Oil markets are in a state of high anticipation, awaiting the OPEC + online meeting next Thursday, hoping for a decision that balances oil markets are increased, and this is what the actions of the main parties indicate.
Moscow’s announcement of participating in the long-awaited meeting brought optimism to the markets, represented in the significant increase in oil prices, together with President Trump’s positive statements concerning the reduction of US production.
A spokesperson for the Russian Ministry of Energy confirmed to Reuters News Agency that Russia will participate in the OPEC+ meeting, scheduled on April 9.
Markets wise, the Brent crude has risen 90 cents, or 2.7%, to a record $ 33.95 a barrel by 07:47 GMT, where hopes increased about that major crude producing countries will reach an agreement in reducing production in the light of a sharp slowdown of the global economy, due to the Coronvirus pandemic.
Sources in OPEC said that the meeting was first scheduled on April 6, but it was delayed to give more time for negotiations.
The OPEC spokesperson confirmed to Reuters that any final agreement will be reached in the talks of April 9, on the cuts of OPEC and its allies, within the framework of the OPEC + coalition, will depend on the reduction decided by other producers such as the United States, Canada and Brazil.
He clarified that no reduction agreement has been reached yet, after the production of some member states has been increased following the expiration of the OPEC + agreement to reduce production on March 31.
OPEC, in addition to its partners in OPEC + Russia, asked 10 producing countries – the US, Canada, UK, Norway, Brazil, Argentina, Colombia, Egypt, Indonesia, Trinidad and Tobago – that have no previous cooperation with the organization but are concerned with prices reduction to attend the summit.
The US President Donald Trump stressed that OPEC did not press him to ask the US oil producers to reduce production in support for the global crude prices that witnessed sharp drop due to the economic consequences of the Corona pandemic.
Informed sources told Reuters that the major oil producing countries, including Saudi Arabia and Russia, are likely to reach an agreement to cut production at the awaited meeting, but that will not happen unless the US participates in those efforts.
Relatedly, global demand for oil has fallen by nearly 30%, about 30 million barrels per day, as the Corona pandemic caused a sharp slowdown in the global economy.
The American oil sector was significantly affected by the recent market changes, as several US companies have already reduced their production as oil lost about two-thirds of its value this year.

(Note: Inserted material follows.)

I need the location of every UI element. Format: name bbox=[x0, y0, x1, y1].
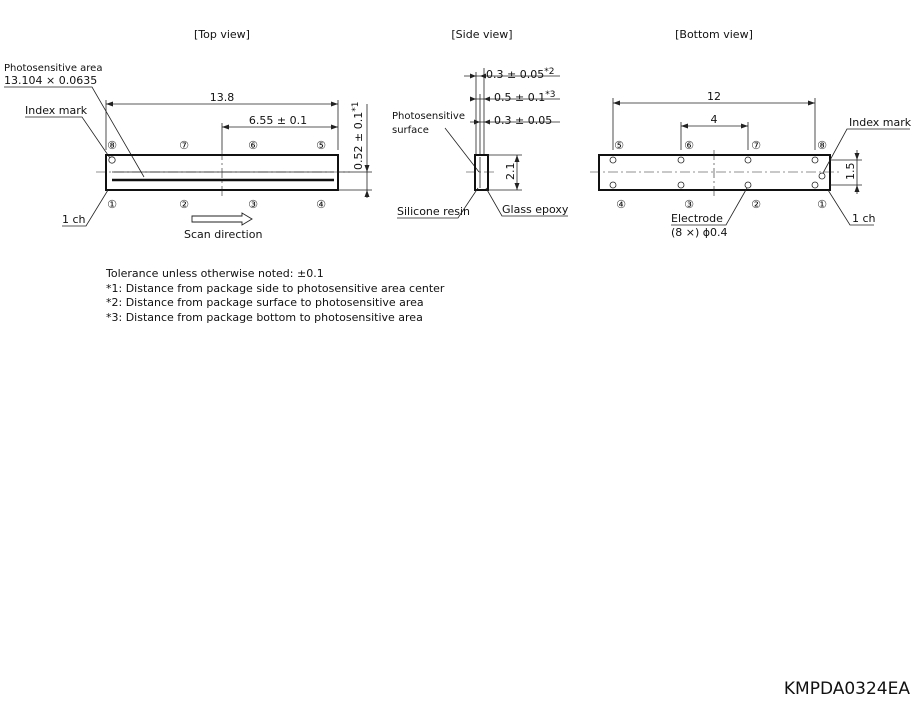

In this case, any decision to reduce production coordinated between US oil producers to support prices would violate US antitrust laws.
However, Barbara Sicalides, an antitrust expert at Pepper Hamilton says: “This kind of conduct in private industry would not be permitted, but under the state action doctrine it is allowed if it is done under the commission’s authority.”
It is noteworthy that the meeting aims at reducing production by ten million barrels per day, an enormous amount, to stop the collapse of oil prices that have been continuing for weeks due to the Coronavirus crisis.
Washington has played a hidden role in the meeting’s rationale, as US President Donald Trump was the first to refer to the number of 10 million in a Tweet, which caused a rise in the oil prices.
This was followed by indications from Riyadh and Moscow to resume the talks, as Putin called to “unite efforts to achieve a balance in the market and reduce oil production.”